Увидев ее, Фуксия стронулась с места, но направилась не к кровати, а в пять шагов приблизилась к госпоже Шлакк и, быстро обвив руками шею старухи, яростно поцеловала ее, отступила и поманила к окну, указывая в небо. Госпожа Шлакк глянула поверх протянутой Фуксией руки и указующего перста и спросила, что она должна там увидеть?
– Толстые облака, – сказала Фуксия. – Их там семь.
Старушка прищурилась, вгляделась, но только на миг.
И издала негромкий писк, означавший, видимо, что картина не произвела на нее впечатления.
– Почему семь? – спросила Фуксия. – Семь для чего-то. Для чего семь? Один для гордой гранитной гробницы – два для дикого дома из дуба; три для кромешных коварных коней; четыре для рыцаря со шпорой из пырея; пять для рыбы с радостным ртом; шесть – зачем шесть, забыла; а семь – для чего семь? Восемь для жабы с глазами, как бусы; девять, что девять? Девять для… девять, девять… десять для тысячи тоненьких тостов. А семь для чего?
Фуксия притопнула ногой и уставилась на бедную старую няню.
Нянюшка Шлакк чуть слышно покашляла – к чему прибегала обычно, желая выиграть время, – а после сказала:
– Хочешь горячего молочка, сокровище мое? Тогда скажи, потому что я очень занята, мне еще белых котов кормить, дорогая. Знают, какая я расторопная, душечка моя, вот и наваливают на меня то одно, то другое. Зачем ты звонила? Говори поскорее, выдумщица моя. Зачем звонила?
Фуксия прикусила пухлую красную губу, тряхнула гривой ночных волос и отвернулась к окну, обхватив за спиною локти ладонями.
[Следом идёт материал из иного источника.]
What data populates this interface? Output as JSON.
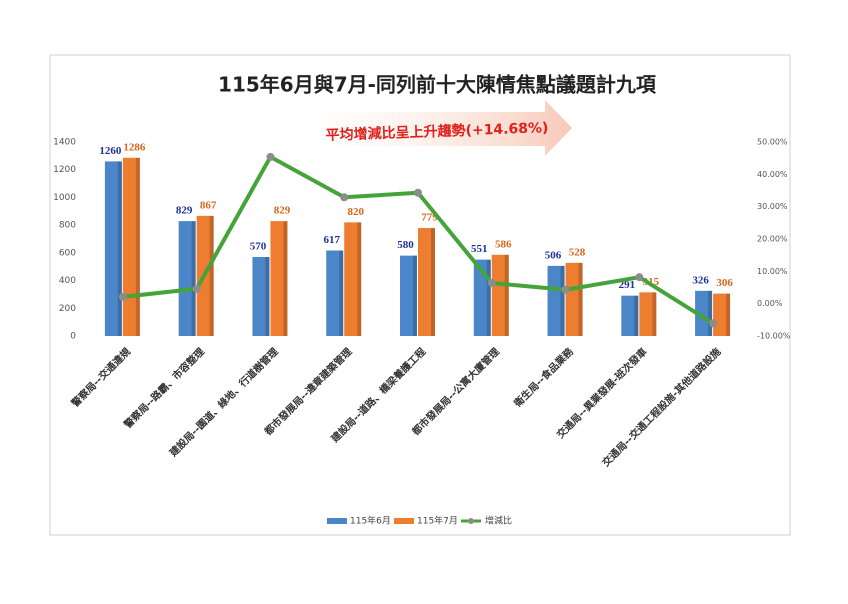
{
  "chart_data": {
    "type": "bar-line",
    "title": "115年6月與7月-同列前十大陳情焦點議題計九項",
    "annotation": "平均增減比呈上升趨勢(+14.68%)",
    "categories": [
      "警察局--交通違規",
      "警察局--路霸、市容整理",
      "建設局--園道、綠地、行道樹管理",
      "都市發展局--違章建築管理",
      "建設局--道路、橋梁養護工程",
      "都市發展局--公寓大廈管理",
      "衛生局--食品業務",
      "交通局--異業發展-班次發車",
      "交通局--交通工程設施-其他道路設施"
    ],
    "series": [
      {
        "name": "115年6月",
        "color": "#4a86c8",
        "label_color": "#1f2f9a",
        "type": "bar",
        "values": [
          1260,
          829,
          570,
          617,
          580,
          551,
          506,
          291,
          326
        ]
      },
      {
        "name": "115年7月",
        "color": "#ed7d31",
        "label_color": "#d9651a",
        "type": "bar",
        "values": [
          1286,
          867,
          829,
          820,
          779,
          586,
          528,
          315,
          306
        ]
      },
      {
        "name": "增減比",
        "color": "#45a33a",
        "marker_color": "#8c8c8c",
        "type": "line",
        "axis": "y2",
        "values": [
          2.1,
          4.6,
          45.4,
          32.9,
          34.3,
          6.4,
          4.3,
          8.2,
          -6.1
        ]
      }
    ],
    "ylim": [
      0,
      1400
    ],
    "yticks": [
      0,
      200,
      400,
      600,
      800,
      1000,
      1200,
      1400
    ],
    "y2lim": [
      -10,
      50
    ],
    "y2ticks": [
      {
        "value": -10,
        "label": "-10.00%"
      },
      {
        "value": 0,
        "label": "0.00%"
      },
      {
        "value": 10,
        "label": "10.00%"
      },
      {
        "value": 20,
        "label": "20.00%"
      },
      {
        "value": 30,
        "label": "30.00%"
      },
      {
        "value": 40,
        "label": "40.00%"
      },
      {
        "value": 50,
        "label": "50.00%"
      }
    ],
    "legend": "bottom"
  }
}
И замерла, напряженная, угловатая.
– Мне нужен плотный завтрак, – наконец сказала она. – Куча еды, я собираюсь думать сегодня.
Нянюшка Шлакк разглядывала бородавку на своем левом предплечье.
– Ты не знаешь, куда я пойду, но я пойду в одно место, где можно подумать.
– Да, дорогая, – сказала старушка.
– Принеси мне горячего молока, и яиц, и кучу тостов, поджаренных только с одной стороны. – Фуксия нахмурилась и примолкла. – И еще пакет с яблоками, чтобы хватило на целый день, потому что, когда я думаю, мне хочется есть.
– Да, дорогая, – повторила нянюшка Шлакк, вытягивая нитку, торчащую из подола ее рубашки. – Ты пока поиграй, выдумщица моя, а я приготовлю тебе завтрак, и постель застелю, хотя мне что-то нынче неможется.
Фуксия порывисто наклонилась к старенькой няне и, еще раз поцеловав ее в щеку, выпустила старушку из комнаты, захлопнув дверь за ее удалившейся фигуркой с треском, эхом отозвавшимся в сумеречных коридорах.
Едва закрылась дверь, как девочка прыгнула на кровать и, головой вперед поднырнув под одеяла, поползла, извиваясь, к ее изножью, где, судя по всему, схватилась не на жизнь, а на смерть с каким-то напавшим на нее зверем. Впрочем, бурление покрывал прекратилось так же внезапно, как началось, и Фуксия вылезла наружу с парой длинных шерстяных чулок, которые она, должно быть, сдернула с ног этой ночью. Сидя на подушках, она принялась, чередою рывков и подскоков, натягивать их, пока наконец, натужно извиваясь, не перекрутила уже натянутые чулки пятками назад.
– Ни с кем сегодня видаться не буду, – говорила она себе, – ни с кем, ни с единой душой. Пойду в мою тайную комнату и все как следует обдумаю.
Она улыбнулась себе самой. Улыбка была озорной, но совершенно очаровательной в ее детском лукавстве. Губы Фуксии, полные, хорошо очерченные, на удивление взрослые, изогнулись, точно пухлые лепестки, приоткрыв белые зубы.
Едва осветясь улыбкой, лицо ее снова переменилось и вздорное выражение, так ей не шедшее, воцарилось на нем, заставив сойтись черные брови.
Процесс одевания то и дело прерывался, поскольку между добавлением каждой из одежд Фуксия исполняла собственного изобретения танец. Ничего грациозного не было в этих резких фигурах, в странных застылых позах, которые она принимала, порой на дюжину секунд кряду. Глаза ее стекленели, обретая сходство с глазами матери, выражение отрешенного покоя мгновенно изгоняло с лица обычную для него сосредоточенность. В конце концов, она надела через голову совершенно бесформенное, кроваво-красное платье. Оно нигде не льнуло к телу, разве что на талии, где его стягивал узел, завязанный на зеленом шнуре. Фуксия не столько носила свою одежду, сколько жила в ней.